Another day, another study. Still, new studies interest me, as they show the diverse ways brilliant minds are approaching the Alzheimer's mystery.
An article on dailymail.co.uk titled, "New hope for Alzheimer's sufferers after new treatment 'restores memory in minutes,'" explains a nearly magical response by a person with Alzheimer's disease, to an injection of Enbrel, a TNF (tumor necrosis factor) drug used for rheumatoid arthritis. The man with Alzheimer's hadn't recognized his wife in months. Minutes after doctors injected the drug into the spine of the man with Alzheimer's, he recognized his wife.

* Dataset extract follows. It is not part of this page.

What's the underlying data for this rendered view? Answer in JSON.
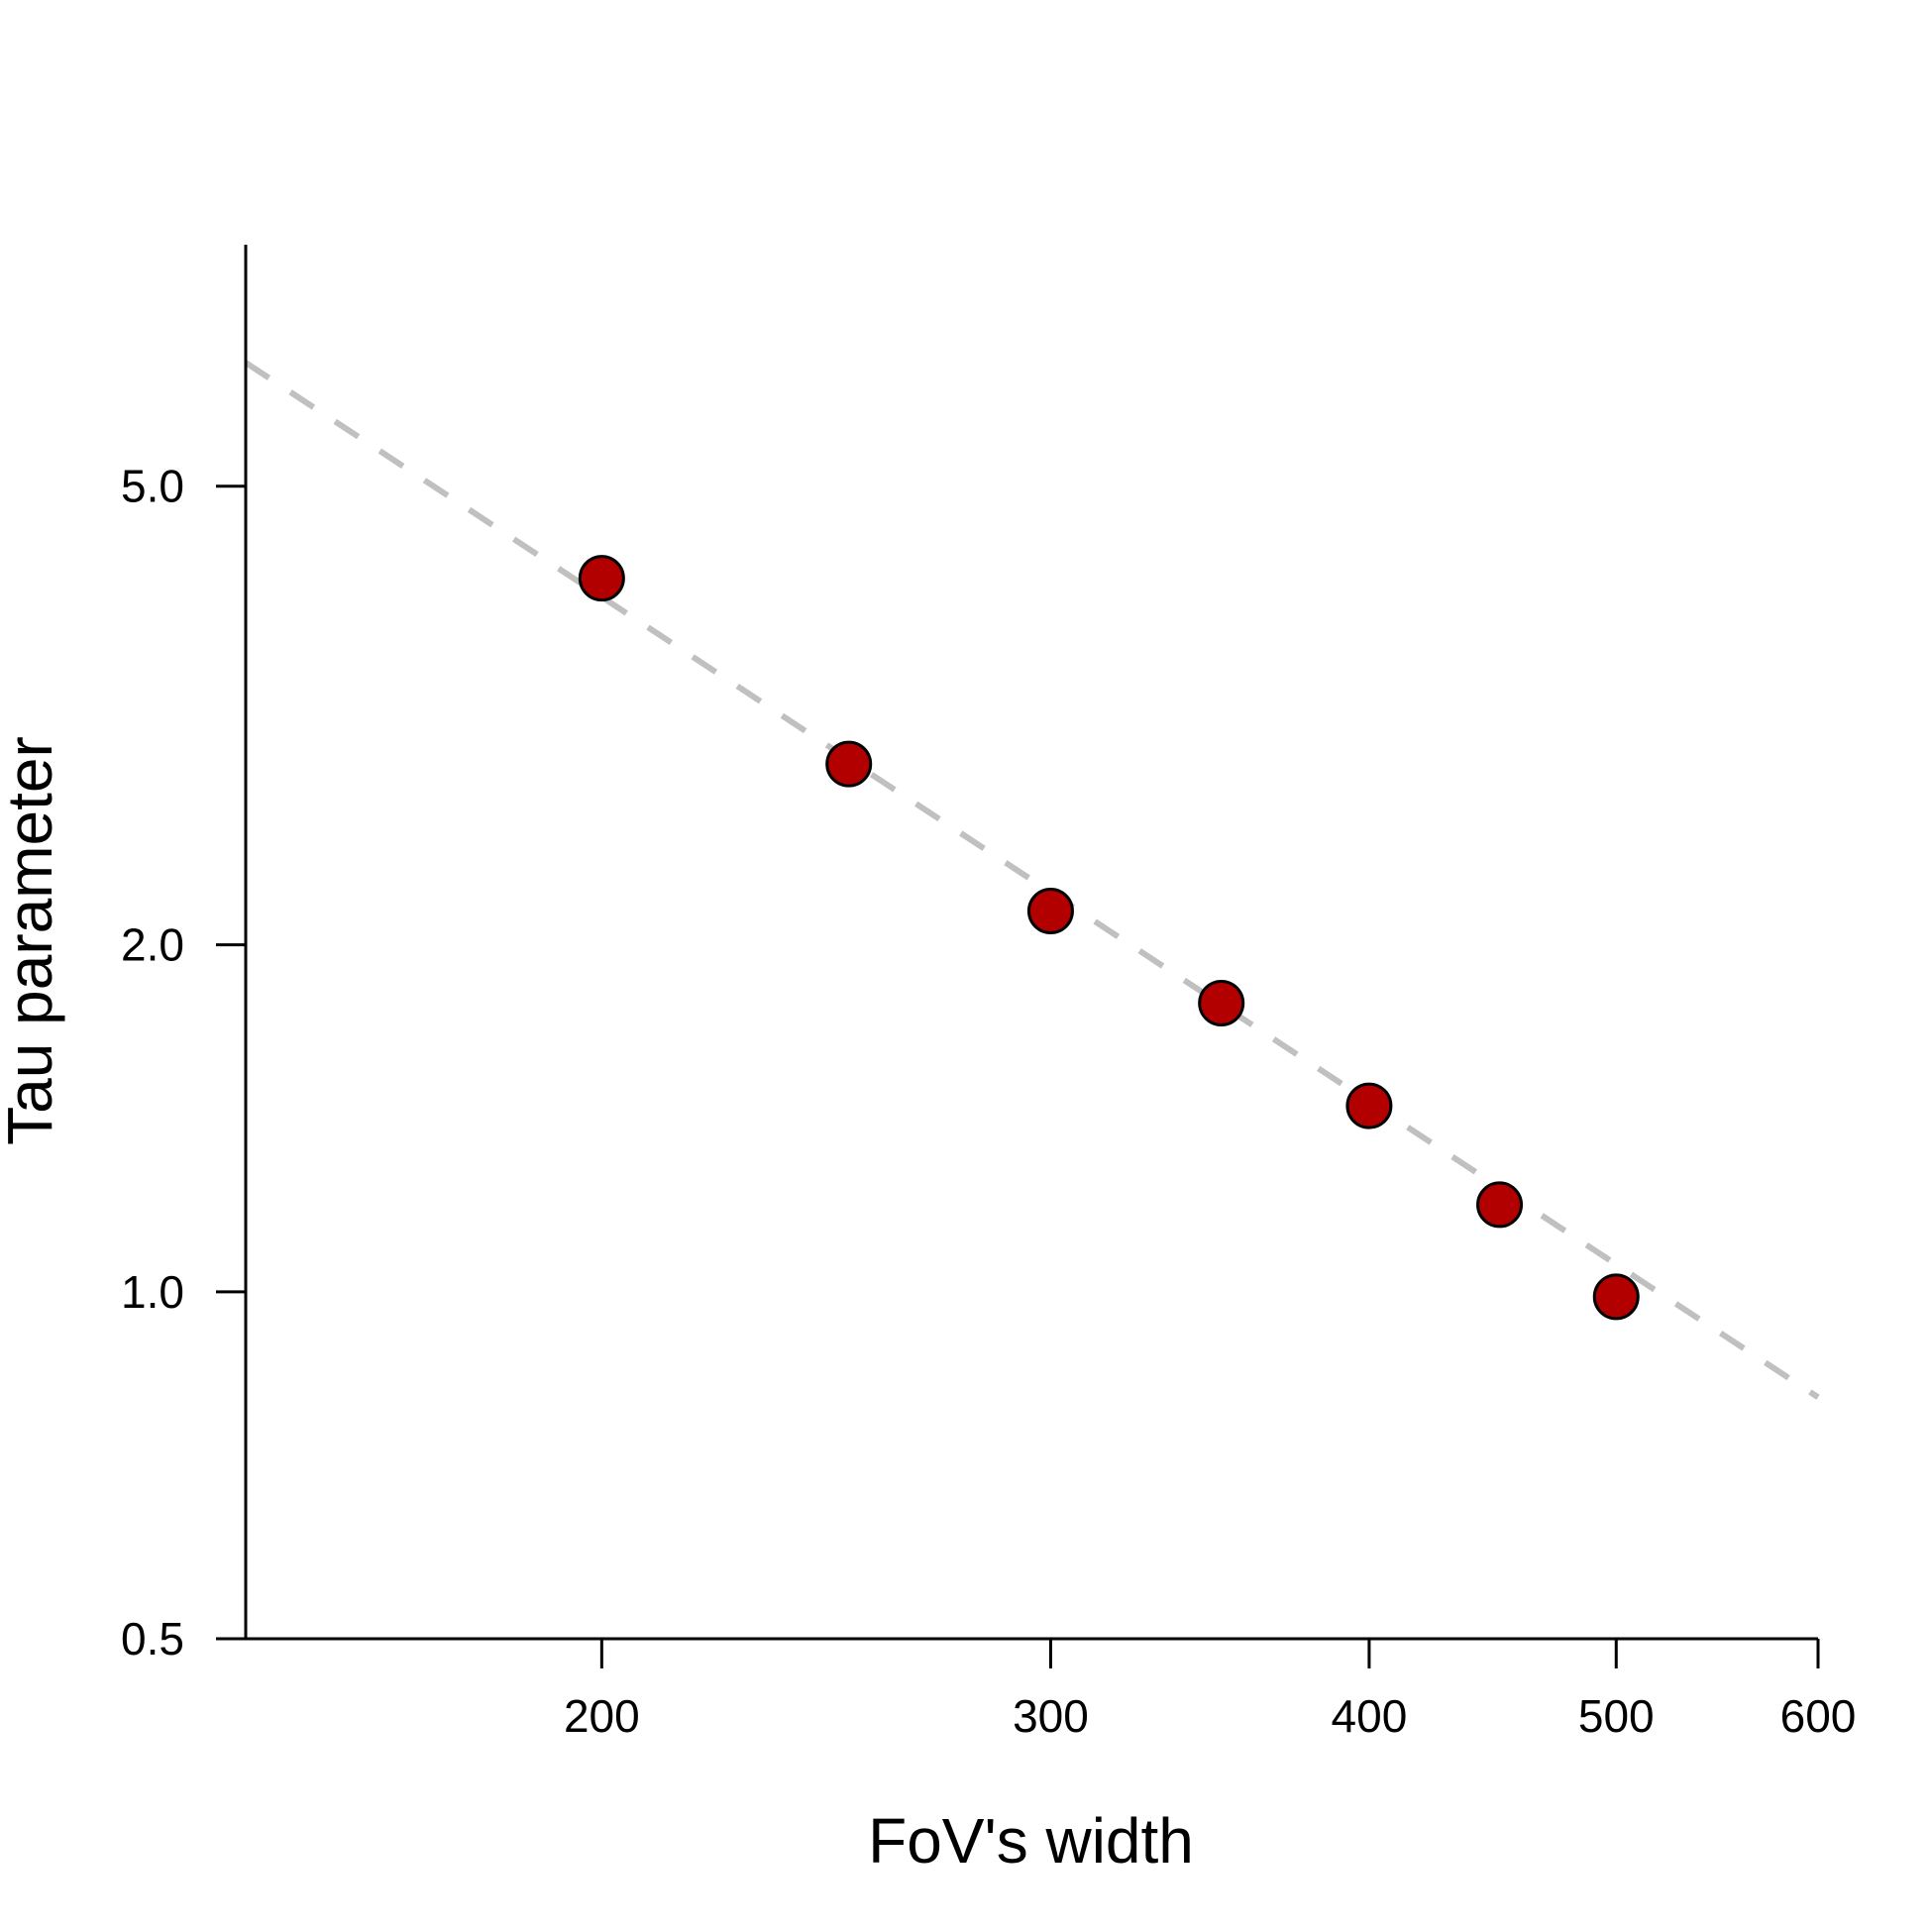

Needless to say, this was a startling result. The experiment followed a study showing that levels of TNF can be up to 25 times higher in the fluid surrounding the brain of a person with Alzheimer's disease than in someone without the disease.
Professor Edward Tobinick of the University of California Los Angeles, and director of the Institute for Neurological Research, is leading research here in the U.S. about the use of Enbrel for Alzheimer's.
The study caught my eye for several reason, one being that my son has juvenile rheumatoid arthritis and was prescribed Enbrel at one point. He was still quite young. For arthritis, Enbrel is generally injected into the arm or leg or stomach (for Alzheimer's, it is injected into the spine). Unfortunately, his response was not what we had hoped, so he was taken off the drug. But one doesn't forget a drug that has been injected into your child on a weekly basis.
The researchers have not been able to duplicate the startling results of the man who seemingly was cured of Alzheimer's in "a minute," as the headline suggests. Nor have they seen consistent results. Still, they have seen improvement for some people - enough improvement to continue studying the effects of the drug on Alzheimer's.
This is one more way view Alzheimer's disease. As I've mentioned many times in my posts, I love to see all kinds of different approaches to research for Alzheimer's - and all diseases, for that matter. First of all, researchers may find that what works wonders for one person doesn't do a thing for another. Maybe there are different causes, or maybe different bodies respond differently to different chemicals.
Mainly, I see the value of all of these approaches because they increase the likelihood that a substance will be found that alters the course of Alzheimer's more effectively than what is now available. The gold standard will be, of course, a substance that prevents or cures the disease. With people doing diverse experiments, this is likely to happen more quickly, and disappointing results in one study won't seem as devastating if we know that other approaches are being studied.
As with the study that showed using a drug that is approved for schizophrenia for Alzheimer's, using a drug that is proven useful and safe for people with one disease already puts the research years ahead of the game, should it actually prove useful for treating another disease.
The article stresses that this is very early in the game. Doctors will not soon be prescribing Enbrel for Alzheimer's. However, it is a drug that is on the market, and if it is shown to be safe and useful for Alzheimer's, the time to get it approved for Alzheimer's will certainly be less than if it were a new drug.
Until that time, we can chalk this up to one more study that shows some promise. It may succeed. It may fail. But one day, researchers in some study will shout some version of eureka! And a cure for Alzheimer's will begin to change lives for millions of people with Alzheimer's, and those who love them.